The prices of health care services have long been opaque to the average person. Individuals often don’t know whether they are being overcharged or not.
But recent efforts by health insurers, state legislatures and private firms have begun to reveal more information about the cost of care for consumers.
Still, the picture is not always crystal clear.
As comparative information on health care prices has become more available in recent years, Atlanta and Georgia typically rank below the national averages. But a new comparison of hospital outpatient costs shows the opposite about metro Atlanta — with its hospitals ranking above the national average, and indeed among the most costly in the nation.
Health care data firm Amino ranks U.S. metro areas from least expensive hospitals to most expensive.
Buffalo, N.Y., was No. 1 with the least expensive outpatient hospital services, and Milwaukee 53rd as the most expensive metro area.
Metro Atlanta hospitals came in 43rd among 53 areas studied.
“From a data science perspective, we’re just starting to pull the curtain back on health care costs,’’ said Sameera Poduri of San Francisco-based Amino in a blog post. “With the right data and the right team, we can use claims data to figure out what’s been an industry secret for years — and my hope is that this newfound transparency will shift our behavior as health care consumers.”
The study did not break down individual pricing differences among metro Atlanta hospitals.
Consumers, especially those in high-deductible plans, have a big stake in pricing variations. They’re often paying hundreds and even thousands of dollars for a service before their insurance kicks in.
Such variability was demonstrated in a Castlight Health report last year that said prices for a regular baby delivery in the Atlanta area ranged from $5,831 to $10,700, with an average price of $8,497. And Castlight reported in 2015 that the costs of mammograms in Atlanta can vary enormously, with prices in Atlanta ranging from $89 to $488.
Ethan James, of the Georgia Hospital Association, asked to respond to the new Amino rankings of hospital costs, told GHN that “I am not certain as to the methodology’’ that Amino used.
Chris Kane, a consultant with Progressive Healthcare, said the Amino rankings’ methodology refers to claims data but there are also references to costs and charges, adding that additional precision in these terms “is essential for credibility.”

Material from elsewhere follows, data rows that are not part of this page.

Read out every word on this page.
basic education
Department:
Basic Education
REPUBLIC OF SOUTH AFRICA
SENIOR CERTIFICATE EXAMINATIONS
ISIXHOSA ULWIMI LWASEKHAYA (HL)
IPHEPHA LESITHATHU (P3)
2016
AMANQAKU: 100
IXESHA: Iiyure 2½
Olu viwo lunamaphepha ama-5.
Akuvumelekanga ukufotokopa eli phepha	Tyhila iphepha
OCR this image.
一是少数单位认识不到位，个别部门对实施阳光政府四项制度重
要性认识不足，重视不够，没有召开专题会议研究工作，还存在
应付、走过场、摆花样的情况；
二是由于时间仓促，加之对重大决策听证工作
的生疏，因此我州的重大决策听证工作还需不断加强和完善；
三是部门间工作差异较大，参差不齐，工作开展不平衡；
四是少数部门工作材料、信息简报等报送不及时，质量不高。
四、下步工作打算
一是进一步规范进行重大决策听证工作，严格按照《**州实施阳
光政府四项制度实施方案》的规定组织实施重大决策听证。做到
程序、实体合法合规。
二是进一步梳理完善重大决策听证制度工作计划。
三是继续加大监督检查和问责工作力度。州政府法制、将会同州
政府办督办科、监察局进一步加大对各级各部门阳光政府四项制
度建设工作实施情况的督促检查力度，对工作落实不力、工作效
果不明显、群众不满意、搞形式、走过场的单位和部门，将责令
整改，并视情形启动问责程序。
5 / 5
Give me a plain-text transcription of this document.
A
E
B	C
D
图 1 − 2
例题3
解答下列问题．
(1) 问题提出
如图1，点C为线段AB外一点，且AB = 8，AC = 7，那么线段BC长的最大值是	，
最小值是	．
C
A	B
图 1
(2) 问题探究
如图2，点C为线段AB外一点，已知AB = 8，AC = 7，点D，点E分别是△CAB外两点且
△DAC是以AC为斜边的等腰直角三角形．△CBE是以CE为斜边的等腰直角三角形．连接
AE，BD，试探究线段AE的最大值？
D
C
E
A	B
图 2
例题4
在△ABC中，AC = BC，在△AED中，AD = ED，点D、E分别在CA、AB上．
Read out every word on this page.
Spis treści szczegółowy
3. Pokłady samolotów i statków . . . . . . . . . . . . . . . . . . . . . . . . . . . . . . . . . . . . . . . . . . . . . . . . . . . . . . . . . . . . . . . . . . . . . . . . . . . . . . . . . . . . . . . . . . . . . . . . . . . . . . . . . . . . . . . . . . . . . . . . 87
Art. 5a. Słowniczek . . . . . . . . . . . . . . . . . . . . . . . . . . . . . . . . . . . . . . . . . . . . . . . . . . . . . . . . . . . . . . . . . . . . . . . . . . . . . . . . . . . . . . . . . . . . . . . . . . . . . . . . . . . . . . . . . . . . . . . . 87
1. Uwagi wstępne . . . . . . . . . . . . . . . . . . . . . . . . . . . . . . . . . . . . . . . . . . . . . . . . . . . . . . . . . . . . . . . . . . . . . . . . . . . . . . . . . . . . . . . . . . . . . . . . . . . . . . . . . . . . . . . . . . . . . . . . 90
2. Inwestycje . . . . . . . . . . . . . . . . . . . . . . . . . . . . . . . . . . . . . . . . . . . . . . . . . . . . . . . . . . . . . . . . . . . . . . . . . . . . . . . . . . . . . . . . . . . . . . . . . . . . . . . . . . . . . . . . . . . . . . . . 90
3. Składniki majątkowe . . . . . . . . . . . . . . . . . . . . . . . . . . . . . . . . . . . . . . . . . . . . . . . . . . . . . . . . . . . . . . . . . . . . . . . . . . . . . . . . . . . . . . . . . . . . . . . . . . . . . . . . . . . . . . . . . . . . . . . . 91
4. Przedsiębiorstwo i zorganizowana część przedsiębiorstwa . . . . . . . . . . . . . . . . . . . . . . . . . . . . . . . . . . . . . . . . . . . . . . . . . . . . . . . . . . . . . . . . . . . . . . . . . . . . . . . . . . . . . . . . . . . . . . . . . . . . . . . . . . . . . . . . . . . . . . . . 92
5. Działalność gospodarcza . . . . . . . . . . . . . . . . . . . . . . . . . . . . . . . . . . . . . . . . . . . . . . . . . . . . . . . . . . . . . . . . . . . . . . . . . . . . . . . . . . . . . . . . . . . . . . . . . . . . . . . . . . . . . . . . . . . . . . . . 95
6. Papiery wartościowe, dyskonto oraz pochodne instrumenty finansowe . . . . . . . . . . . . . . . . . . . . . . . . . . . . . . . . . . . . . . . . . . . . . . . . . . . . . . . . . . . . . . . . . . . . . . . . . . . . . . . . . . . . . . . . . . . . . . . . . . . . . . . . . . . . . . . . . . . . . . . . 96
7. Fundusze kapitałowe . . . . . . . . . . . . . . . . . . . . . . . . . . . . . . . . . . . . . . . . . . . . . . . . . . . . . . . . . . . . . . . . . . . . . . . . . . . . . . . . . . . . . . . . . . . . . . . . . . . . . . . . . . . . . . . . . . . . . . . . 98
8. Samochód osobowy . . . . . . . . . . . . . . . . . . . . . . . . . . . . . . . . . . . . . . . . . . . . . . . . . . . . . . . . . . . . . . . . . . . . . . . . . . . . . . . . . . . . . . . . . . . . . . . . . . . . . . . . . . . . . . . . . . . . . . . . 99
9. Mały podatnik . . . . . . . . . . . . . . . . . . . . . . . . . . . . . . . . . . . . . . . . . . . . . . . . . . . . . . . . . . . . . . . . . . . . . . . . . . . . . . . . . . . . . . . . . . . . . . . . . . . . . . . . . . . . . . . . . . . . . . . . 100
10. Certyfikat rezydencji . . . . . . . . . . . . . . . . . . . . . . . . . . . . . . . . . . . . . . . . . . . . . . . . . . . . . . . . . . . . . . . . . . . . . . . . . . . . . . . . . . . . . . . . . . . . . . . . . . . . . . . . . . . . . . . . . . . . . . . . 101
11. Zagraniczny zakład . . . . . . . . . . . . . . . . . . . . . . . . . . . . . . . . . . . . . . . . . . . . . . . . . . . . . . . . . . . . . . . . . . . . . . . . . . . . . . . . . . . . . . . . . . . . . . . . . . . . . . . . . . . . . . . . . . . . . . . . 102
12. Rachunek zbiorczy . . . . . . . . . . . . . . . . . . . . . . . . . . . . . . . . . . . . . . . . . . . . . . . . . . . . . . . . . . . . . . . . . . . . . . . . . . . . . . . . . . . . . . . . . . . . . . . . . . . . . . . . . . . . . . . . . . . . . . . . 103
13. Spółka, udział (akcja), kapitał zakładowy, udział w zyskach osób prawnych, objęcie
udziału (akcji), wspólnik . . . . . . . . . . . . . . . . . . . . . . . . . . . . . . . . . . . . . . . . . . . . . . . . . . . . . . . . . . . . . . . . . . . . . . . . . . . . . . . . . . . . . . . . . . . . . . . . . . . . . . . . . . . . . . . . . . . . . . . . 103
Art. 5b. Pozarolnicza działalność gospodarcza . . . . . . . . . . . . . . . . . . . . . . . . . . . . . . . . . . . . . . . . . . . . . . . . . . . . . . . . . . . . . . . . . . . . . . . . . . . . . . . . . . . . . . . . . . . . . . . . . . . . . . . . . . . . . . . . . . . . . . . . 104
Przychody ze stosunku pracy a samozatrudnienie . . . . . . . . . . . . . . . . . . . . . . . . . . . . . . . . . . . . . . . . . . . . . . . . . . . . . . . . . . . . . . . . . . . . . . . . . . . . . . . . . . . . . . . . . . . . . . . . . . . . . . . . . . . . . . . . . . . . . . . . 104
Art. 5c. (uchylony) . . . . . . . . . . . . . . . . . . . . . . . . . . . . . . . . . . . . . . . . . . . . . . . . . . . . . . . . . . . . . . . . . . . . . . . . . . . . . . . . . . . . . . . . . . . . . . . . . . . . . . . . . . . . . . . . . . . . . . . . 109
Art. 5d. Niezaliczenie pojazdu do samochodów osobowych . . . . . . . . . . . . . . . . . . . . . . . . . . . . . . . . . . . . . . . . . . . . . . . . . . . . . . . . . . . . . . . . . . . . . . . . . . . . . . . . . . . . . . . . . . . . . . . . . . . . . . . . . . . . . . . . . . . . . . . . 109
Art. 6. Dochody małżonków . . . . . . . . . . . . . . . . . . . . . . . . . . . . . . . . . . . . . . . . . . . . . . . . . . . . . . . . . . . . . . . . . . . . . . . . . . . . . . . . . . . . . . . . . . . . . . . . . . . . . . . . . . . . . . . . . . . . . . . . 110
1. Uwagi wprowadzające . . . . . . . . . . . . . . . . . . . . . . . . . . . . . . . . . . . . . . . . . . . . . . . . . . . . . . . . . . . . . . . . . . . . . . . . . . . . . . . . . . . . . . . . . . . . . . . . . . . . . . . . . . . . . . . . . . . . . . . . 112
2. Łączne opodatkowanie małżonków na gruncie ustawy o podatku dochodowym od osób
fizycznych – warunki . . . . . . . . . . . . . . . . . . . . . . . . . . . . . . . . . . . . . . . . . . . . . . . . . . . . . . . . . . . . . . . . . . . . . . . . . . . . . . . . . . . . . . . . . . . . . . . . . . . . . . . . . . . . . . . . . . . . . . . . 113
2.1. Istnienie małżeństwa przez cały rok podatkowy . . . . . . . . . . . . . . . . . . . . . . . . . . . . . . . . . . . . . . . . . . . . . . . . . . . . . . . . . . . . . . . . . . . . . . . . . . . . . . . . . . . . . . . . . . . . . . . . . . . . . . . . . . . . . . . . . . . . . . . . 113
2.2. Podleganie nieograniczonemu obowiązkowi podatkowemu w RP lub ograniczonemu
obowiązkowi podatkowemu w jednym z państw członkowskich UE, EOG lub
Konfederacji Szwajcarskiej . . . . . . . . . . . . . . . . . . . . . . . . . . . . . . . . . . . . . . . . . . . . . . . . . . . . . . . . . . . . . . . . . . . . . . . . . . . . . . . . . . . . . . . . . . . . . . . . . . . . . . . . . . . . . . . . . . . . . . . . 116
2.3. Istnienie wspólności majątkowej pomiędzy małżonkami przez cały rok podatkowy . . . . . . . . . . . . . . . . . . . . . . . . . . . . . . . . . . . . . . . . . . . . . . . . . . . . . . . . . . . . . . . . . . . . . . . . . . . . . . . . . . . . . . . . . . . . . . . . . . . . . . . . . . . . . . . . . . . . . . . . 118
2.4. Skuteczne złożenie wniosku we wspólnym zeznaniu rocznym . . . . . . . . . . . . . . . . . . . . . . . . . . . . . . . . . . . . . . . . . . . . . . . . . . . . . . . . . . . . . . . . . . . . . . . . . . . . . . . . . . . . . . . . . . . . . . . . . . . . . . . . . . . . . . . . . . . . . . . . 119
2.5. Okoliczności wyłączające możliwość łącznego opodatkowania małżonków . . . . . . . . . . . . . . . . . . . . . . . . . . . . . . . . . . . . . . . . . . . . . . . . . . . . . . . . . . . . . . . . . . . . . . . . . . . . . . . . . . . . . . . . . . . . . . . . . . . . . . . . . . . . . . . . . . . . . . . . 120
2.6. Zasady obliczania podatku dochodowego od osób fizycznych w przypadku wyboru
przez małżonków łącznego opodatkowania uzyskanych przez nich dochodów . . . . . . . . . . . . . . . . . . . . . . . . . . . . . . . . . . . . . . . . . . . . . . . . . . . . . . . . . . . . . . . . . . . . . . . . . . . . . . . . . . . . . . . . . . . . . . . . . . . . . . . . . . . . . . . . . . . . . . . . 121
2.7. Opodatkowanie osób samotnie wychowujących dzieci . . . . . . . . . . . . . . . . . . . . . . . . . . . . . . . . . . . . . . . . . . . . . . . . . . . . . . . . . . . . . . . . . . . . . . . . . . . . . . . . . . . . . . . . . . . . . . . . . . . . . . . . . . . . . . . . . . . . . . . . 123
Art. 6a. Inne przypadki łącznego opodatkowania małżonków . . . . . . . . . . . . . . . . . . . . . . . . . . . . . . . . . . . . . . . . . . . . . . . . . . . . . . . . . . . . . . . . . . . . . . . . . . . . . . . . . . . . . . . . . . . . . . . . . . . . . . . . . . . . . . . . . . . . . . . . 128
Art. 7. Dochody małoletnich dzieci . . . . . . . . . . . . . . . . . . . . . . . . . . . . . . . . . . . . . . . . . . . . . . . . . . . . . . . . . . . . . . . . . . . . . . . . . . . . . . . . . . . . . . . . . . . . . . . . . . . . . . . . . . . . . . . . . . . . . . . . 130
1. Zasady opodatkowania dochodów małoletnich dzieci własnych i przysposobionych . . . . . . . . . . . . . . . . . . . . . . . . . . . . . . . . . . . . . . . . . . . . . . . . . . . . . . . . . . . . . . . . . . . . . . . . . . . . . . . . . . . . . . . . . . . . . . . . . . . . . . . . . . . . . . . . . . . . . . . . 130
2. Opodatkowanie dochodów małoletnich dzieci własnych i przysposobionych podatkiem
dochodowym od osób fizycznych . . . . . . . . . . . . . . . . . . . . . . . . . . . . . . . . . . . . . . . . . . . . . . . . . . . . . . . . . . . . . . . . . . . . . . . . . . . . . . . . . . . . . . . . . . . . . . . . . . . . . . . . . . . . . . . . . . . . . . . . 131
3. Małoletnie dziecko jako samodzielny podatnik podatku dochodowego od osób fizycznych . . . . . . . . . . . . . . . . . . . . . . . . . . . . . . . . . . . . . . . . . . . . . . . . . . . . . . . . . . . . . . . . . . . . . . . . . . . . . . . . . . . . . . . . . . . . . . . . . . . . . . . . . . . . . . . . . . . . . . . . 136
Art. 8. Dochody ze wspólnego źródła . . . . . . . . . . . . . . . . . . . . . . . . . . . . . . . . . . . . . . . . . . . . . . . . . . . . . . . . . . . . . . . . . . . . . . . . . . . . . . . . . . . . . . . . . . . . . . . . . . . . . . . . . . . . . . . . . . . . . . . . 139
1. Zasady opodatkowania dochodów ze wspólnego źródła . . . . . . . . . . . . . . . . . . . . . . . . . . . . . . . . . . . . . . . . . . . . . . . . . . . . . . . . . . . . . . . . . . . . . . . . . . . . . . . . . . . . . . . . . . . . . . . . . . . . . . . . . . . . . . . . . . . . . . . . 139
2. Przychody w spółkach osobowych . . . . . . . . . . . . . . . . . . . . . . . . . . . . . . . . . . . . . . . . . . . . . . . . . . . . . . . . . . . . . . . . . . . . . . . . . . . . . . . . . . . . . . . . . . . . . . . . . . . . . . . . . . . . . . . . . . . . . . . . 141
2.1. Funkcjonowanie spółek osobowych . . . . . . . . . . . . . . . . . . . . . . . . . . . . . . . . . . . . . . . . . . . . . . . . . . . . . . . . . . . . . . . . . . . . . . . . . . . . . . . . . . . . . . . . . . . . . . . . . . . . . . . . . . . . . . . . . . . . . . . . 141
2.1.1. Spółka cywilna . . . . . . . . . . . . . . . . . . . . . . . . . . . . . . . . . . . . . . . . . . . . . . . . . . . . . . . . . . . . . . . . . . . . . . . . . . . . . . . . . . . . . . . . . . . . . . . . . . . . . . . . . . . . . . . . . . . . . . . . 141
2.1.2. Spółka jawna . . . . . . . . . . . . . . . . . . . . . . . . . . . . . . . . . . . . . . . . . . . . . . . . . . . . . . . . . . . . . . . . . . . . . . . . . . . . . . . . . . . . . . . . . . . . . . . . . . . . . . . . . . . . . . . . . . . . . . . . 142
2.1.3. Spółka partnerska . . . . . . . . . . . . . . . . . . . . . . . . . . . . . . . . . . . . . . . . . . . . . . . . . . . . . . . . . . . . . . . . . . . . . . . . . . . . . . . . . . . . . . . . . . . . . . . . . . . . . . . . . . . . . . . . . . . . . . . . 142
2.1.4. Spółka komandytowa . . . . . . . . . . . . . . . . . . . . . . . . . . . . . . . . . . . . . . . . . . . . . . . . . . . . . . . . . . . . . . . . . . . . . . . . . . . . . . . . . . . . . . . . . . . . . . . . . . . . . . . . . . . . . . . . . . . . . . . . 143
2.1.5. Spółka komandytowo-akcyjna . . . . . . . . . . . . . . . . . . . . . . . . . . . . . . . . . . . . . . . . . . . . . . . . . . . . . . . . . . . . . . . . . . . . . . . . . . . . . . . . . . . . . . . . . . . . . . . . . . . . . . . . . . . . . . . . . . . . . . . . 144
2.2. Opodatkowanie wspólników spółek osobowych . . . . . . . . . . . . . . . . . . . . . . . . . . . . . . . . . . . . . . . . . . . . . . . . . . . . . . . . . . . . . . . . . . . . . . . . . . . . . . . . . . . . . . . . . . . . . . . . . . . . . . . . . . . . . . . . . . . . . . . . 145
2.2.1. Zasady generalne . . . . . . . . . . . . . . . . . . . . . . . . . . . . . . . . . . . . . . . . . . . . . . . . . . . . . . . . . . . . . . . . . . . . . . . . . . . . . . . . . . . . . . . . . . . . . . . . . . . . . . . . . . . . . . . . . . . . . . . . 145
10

Kane, though, said the Amino report “appeals to the consumer in all of us. We want a complex service synthesized into a headline, or even better, a dollar sign icon.’’
“Transparency about pricing and costs is largely absent in the hospital industry,’’ Kane said. “Amino and other researcher entities that attempt to remedy this shortcoming should be encouraged.”
Mike Cadger of Monocle Health Data, which ranks medical providers based on price and quality, said that the Amino study “compares only hospitals’ outpatient procedures and not inpatient procedures, so to say one hospital or market is overall more expensive is misleading.’’
But he said the Amino data “demonstrates that the same outpatient procedures performed in non-hospital settings are often less costly, and this is what hospitals must compete against.”
More relevant to consumers would be a tool to comparison-shop for procedures in a particular market, Cadger said.
“An example would be that an ACL surgery in Dallas ranges from $17,000 to $61,000, with a median price of about $31,000,’’ he said. “The same surgery in Atlanta has about the same price range and median overall.“
The most important issue, Cadger said, is determining what percentage of patients receive lower-cost surgeries “in order to conclude that competition and market knowledge of pricing is yielding better choices.”